I want to go there. Really badly. I want to see a life told in spoons. I want the sheer quantity, the intricacies, the spooniness to become a riptide that steals me away. It will be a pilgrimage for me. For just one day, I want to hear the language of spoons. I want to be baptized by cases upon cases filled with a woman’s life obsession.
*
A large portion of my social life during sophomore year was spent watching movies and frying eggs with two of my friends, Simon and Jack. In attempts to expand our social circle, we invited some people to eat with us. It was a snowy afternoon and much of it consisted of us running back and forth from the kitchen to the table, cooking and trying to placate all members of our gathering. I spent half of the evening clearing away eggshells, wiping up spills, getting utensils, and washing pans without stopping to sit down. When I did tiptoe my way into the conversation, anxiety, like a brain freeze, stopped me in my tracks. My chest and lungs became tight, I took more than pharmacy-suggested puffs with my hand curved around my inhaler, as if lighting a cigarette.
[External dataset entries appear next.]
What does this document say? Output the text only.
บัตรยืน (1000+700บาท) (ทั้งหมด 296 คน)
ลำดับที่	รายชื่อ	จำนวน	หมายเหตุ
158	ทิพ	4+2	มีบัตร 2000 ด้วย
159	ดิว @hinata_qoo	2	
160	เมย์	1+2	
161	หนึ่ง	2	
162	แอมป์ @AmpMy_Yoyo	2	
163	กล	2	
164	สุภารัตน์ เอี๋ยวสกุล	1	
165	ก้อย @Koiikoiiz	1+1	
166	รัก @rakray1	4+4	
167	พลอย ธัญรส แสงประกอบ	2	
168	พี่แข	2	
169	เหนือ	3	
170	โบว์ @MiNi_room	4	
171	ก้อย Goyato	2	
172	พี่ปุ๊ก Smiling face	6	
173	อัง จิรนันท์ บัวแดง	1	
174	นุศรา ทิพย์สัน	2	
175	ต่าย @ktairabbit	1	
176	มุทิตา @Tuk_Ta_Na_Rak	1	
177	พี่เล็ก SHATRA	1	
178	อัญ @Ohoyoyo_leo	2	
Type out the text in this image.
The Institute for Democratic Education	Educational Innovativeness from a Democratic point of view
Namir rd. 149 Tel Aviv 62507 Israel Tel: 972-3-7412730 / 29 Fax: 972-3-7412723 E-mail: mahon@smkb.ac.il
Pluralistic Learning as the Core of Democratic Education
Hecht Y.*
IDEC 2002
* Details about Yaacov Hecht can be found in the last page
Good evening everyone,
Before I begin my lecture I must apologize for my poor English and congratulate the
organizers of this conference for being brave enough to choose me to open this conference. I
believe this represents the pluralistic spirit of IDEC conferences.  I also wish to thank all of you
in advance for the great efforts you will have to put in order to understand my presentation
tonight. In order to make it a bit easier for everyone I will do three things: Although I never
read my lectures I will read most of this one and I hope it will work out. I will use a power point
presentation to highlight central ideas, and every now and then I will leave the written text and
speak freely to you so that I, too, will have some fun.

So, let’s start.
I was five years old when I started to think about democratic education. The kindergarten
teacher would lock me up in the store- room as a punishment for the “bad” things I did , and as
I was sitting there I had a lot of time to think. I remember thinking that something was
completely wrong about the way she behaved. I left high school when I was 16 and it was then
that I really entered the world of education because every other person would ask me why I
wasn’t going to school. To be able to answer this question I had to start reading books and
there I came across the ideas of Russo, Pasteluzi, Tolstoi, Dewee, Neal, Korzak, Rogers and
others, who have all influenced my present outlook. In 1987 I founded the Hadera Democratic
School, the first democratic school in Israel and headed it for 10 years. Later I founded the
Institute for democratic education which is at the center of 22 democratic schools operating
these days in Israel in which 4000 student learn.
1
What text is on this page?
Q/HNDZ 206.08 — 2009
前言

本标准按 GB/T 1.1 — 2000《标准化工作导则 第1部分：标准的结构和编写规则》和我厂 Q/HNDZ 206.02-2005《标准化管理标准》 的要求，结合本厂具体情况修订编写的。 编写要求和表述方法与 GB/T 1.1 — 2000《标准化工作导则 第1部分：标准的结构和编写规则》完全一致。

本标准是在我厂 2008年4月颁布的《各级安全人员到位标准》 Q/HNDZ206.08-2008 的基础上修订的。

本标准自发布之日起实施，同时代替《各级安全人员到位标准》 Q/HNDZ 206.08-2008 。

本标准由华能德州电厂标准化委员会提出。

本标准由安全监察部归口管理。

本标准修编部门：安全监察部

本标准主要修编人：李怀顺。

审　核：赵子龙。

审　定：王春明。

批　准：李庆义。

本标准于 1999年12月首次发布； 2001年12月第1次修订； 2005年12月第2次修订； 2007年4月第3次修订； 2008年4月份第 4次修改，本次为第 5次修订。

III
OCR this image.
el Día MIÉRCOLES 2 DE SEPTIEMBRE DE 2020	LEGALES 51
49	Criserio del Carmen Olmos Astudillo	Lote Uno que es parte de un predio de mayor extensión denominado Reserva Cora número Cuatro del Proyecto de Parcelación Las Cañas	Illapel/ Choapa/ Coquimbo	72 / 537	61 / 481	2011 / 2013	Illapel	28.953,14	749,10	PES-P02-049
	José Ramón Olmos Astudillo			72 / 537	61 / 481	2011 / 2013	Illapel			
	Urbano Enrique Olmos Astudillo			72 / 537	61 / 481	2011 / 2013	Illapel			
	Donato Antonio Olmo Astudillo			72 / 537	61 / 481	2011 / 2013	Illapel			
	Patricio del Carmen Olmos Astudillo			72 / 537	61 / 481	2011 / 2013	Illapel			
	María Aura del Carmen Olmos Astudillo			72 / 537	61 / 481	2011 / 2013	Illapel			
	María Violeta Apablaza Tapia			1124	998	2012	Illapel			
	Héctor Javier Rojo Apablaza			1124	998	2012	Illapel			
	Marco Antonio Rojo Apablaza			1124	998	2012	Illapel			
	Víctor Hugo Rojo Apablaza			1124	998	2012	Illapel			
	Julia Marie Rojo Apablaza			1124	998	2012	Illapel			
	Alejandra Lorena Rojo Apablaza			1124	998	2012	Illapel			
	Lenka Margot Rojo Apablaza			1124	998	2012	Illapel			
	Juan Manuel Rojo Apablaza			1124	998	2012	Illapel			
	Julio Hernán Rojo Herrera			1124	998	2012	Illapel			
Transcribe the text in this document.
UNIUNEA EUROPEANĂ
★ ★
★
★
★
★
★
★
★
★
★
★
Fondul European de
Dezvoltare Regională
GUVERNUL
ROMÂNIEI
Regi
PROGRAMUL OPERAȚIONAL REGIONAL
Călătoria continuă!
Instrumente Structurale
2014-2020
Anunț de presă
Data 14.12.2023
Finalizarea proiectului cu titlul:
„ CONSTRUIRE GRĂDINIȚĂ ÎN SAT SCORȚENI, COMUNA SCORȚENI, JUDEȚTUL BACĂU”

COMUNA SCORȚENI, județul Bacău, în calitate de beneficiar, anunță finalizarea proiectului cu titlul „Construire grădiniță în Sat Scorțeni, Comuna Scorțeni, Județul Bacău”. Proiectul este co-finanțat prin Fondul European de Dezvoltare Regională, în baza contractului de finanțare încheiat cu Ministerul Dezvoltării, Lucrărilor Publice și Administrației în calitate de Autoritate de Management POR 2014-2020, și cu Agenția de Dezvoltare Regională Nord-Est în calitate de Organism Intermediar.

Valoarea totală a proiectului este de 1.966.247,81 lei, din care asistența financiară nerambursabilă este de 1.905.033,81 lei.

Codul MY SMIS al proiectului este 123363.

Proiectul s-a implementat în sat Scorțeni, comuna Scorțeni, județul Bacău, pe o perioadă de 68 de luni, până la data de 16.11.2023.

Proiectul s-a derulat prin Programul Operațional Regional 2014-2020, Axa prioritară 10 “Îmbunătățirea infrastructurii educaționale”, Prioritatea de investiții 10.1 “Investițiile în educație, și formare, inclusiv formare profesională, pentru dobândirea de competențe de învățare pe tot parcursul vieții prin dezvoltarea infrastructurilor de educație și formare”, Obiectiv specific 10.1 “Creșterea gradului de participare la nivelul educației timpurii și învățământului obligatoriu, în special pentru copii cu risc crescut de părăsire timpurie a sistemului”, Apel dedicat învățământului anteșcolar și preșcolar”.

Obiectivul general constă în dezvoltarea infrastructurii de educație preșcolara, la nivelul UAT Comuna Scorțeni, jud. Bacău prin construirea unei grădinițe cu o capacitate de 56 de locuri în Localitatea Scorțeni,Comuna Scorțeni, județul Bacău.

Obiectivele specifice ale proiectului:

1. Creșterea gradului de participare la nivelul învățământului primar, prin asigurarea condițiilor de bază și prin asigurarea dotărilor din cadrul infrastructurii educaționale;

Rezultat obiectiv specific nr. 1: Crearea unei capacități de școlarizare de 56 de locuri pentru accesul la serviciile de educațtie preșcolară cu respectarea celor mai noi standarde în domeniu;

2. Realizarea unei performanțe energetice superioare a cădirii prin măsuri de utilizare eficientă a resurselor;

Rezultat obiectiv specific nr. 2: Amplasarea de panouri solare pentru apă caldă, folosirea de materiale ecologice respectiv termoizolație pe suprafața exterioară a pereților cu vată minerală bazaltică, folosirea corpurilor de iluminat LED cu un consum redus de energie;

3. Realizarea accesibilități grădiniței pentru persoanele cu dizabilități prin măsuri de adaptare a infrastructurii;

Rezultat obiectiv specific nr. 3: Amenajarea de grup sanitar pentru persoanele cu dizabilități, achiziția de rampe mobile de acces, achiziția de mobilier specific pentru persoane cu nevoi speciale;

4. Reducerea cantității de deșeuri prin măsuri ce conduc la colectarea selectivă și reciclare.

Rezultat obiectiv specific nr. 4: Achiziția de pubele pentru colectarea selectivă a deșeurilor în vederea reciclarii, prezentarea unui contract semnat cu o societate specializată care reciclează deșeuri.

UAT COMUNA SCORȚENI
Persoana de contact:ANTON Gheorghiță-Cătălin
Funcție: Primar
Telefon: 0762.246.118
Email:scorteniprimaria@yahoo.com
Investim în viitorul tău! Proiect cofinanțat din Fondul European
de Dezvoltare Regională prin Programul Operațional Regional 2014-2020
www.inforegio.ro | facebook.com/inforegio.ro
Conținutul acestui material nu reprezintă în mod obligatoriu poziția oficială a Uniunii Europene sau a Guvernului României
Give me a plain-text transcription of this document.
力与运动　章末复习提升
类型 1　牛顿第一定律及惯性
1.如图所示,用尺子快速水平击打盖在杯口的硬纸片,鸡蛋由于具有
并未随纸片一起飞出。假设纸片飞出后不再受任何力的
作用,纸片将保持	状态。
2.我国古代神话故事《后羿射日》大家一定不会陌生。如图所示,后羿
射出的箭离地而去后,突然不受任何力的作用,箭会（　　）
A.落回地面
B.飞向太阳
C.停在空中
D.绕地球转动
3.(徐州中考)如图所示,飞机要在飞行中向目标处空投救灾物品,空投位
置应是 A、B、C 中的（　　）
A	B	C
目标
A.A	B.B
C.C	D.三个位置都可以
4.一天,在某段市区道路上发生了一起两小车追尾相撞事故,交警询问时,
Once the gathering came to an end, Simon, Jack, and I found ourselves exhausted, snappy, wound tight by the overstimulation. It was then that Simon introduced the Spoon Theory.
The Spoon Theory is a concept designed for people living with chronic illness to explain and understand their limited energy levels. Articulated by Christine Miserandino in the spur of the moment at a diner, it was initially used to explain to a friend the struggles of living with Lupus, an autoimmune disease. The theory, using spoons as a metaphor for units of energy, depicts the cost of daily tasks in terms of the bargaining and spending of spoons. Small tasks—getting out of bed, brushing your teeth, dressing—might cost you one or two spoons, depending on how hard they may be for you. Larger tasks—giving a presentation, going to a busy grocery store, meeting up with a group of friends, driving in rush hour—take more spoons. Other, unexpected things might pick-pocket your spoons before you have time to protest: a bout of undying pain, a panic attack, a seizure, a wave of suicidal ideation. The theory punctuates the constant stress, bargaining, and planning involved in a day-to-day existence with unending illness shadowing you.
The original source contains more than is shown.